Die Interviews in den jüdischen Altenheimen sieht Schnepp nur als Beginn einer umfassenden Forschungsarbeit. In den kommenden Jahren möchte er die speziellen Pflegebedürfnisse verschiedener Gruppen von Opfern herausfinden. Verfolgte Sinti und Roma, Homosexuelle, Zwangssterilisierte und Zeugen Jehovas sind andere Betroffenengruppen, zu denen Schnepp sich um Kontakte bemüht. Des weiteren gibt es viele NS-Verfolgte, die sich keiner bestimmten Gruppe zuordnen lassen. Schließlich konnte schon das Hören eines ausländischen Senders ins Konzentrationslager führen. "Wir wollen Material für die Altenpflegeausbildung erarbeiten, etwa für Weiterbildungen. Die Altenpflege in Deutschland hat schon begriffen, dass man der Diversität der Menschen entgegenkommen muss. Das Personal steht natürlich unter ganz großem Arbeitsdruck, aber es weiß ganz tief, das sind Menschen, die kann man nicht so pflegen wie andere Menschen", erklärt Schnepp.

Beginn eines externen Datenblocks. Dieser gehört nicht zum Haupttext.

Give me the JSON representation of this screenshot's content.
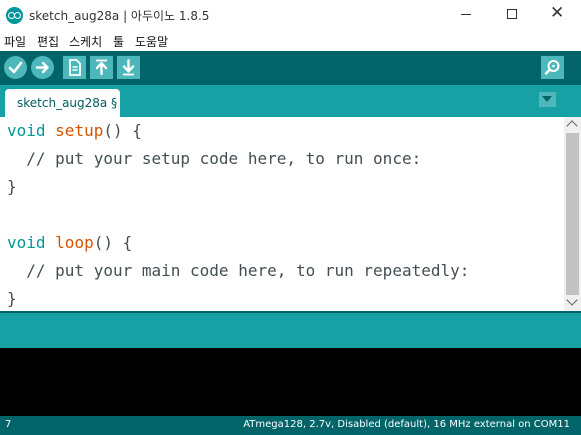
{
  "window": {
    "title": "sketch_aug28a | 아두이노 1.8.5",
    "minimize_glyph": "",
    "close_glyph": "✕"
  },
  "menu": [
    "파일",
    "편집",
    "스케치",
    "툴",
    "도움말"
  ],
  "toolbar": {
    "buttons": [
      {
        "name": "verify-button",
        "icon": "check-icon"
      },
      {
        "name": "upload-button",
        "icon": "arrow-right-icon"
      },
      {
        "name": "new-button",
        "icon": "document-icon"
      },
      {
        "name": "open-button",
        "icon": "arrow-up-icon"
      },
      {
        "name": "save-button",
        "icon": "arrow-down-icon"
      }
    ],
    "serial_monitor_icon": "magnifier-icon"
  },
  "tabs": [
    {
      "label": "sketch_aug28a §",
      "active": true
    }
  ],
  "editor": {
    "line1": {
      "kw": "void",
      "fn": "setup",
      "rest": "() {"
    },
    "line2": {
      "comment": "  // put your setup code here, to run once:"
    },
    "line3": {
      "text": "}"
    },
    "line5": {
      "kw": "void",
      "fn": "loop",
      "rest": "() {"
    },
    "line6": {
      "comment": "  // put your main code here, to run repeatedly:"
    },
    "line7": {
      "text": "}"
    }
  },
  "status": {
    "line_number": "7",
    "board": "ATmega128, 2.7v, Disabled (default), 16 MHz external on COM11"
  },
  "colors": {
    "toolbar": "#006468",
    "tabbar": "#17a1a5",
    "button": "#4db7bb",
    "keyword": "#00979c",
    "function": "#d35400"
  }
}
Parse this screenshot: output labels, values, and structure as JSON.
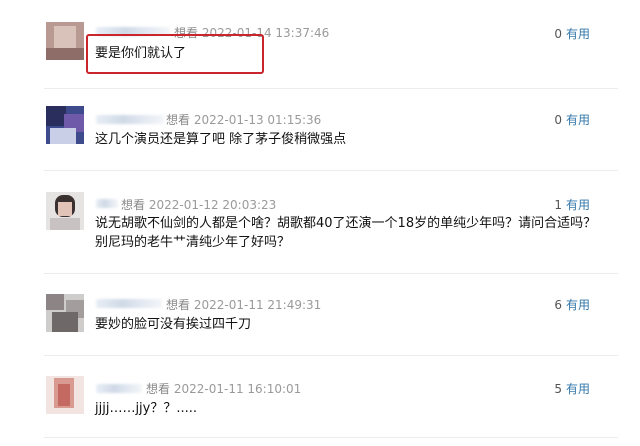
{
  "comments": [
    {
      "action": "想看",
      "time": "2022-01-14 13:37:46",
      "text": "要是你们就认了",
      "votes": "0",
      "vote_label": "有用"
    },
    {
      "action": "想看",
      "time": "2022-01-13 01:15:36",
      "text": "这几个演员还是算了吧 除了茅子俊稍微强点",
      "votes": "0",
      "vote_label": "有用"
    },
    {
      "action": "想看",
      "time": "2022-01-12 20:03:23",
      "text": "说无胡歌不仙剑的人都是个啥？胡歌都40了还演一个18岁的单纯少年吗？请问合适吗？别尼玛的老牛艹清纯少年了好吗？",
      "votes": "1",
      "vote_label": "有用"
    },
    {
      "action": "想看",
      "time": "2022-01-11 21:49:31",
      "text": "要妙的脸可没有挨过四千刀",
      "votes": "6",
      "vote_label": "有用"
    },
    {
      "action": "想看",
      "time": "2022-01-11 16:10:01",
      "text": "jjjj……jjy？？.....",
      "votes": "5",
      "vote_label": "有用"
    }
  ]
}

Eine ähnliche Forschungsarbeit wie die Wittener Pflegewissenschaftler hat der Bundesverband Information und Beratung für NS-Verfolgte vor. "Wir planen eine eigene demoskopische Erhebung darüber, wo ehemalige Verfolgte leben, wie sie sich versorgen und wie ein Heim für diese Leute aussehen würde", sagt Sonja Schlegel. Sie glaubt, dass es bestimmte Ballungszentren gibt, etwa von polnischen Zwangsarbeitern im Raum Hannover. Sonja Schlegel ist optimistisch, was den Erfolg dieser Erhebung betrifft. Die Mittel seien bereits beantragt, die nötigen Kontakte beim Bundesverband ohnehin vorhanden.

Solche Forschungsarbeiten sind ein wichtiger Anfang bei einem Thema, dessen Ausmaße noch völlig im Dunkeln liegen. Die Zahl der im Zweiten Weltkrieg Traumatisierten ist weit höher, wenn Personen berücksichtigt werden, die nicht von den Nationalsozialisten verfolgt wurden. Denn Retraumatisierungen im Alter können auch bei in Bombennächten Verschütteten auftreten oder bei vergewaltigten Frauen. "Viele psychiatrische Krankheiten im Alter sind verschobene Traumata", ist Sibylle Schurich überzeugt. Und Wilfried Schnepp hat die Erfahrung gemacht, dass traumatische Erfahrungen bis in die dritte Generation weitergereicht werden. Die NS-Geschichte, die von vielen gern als abgeschlossen abgetan wird, erwacht in den Altenheimen gerade erst wieder zum Leben.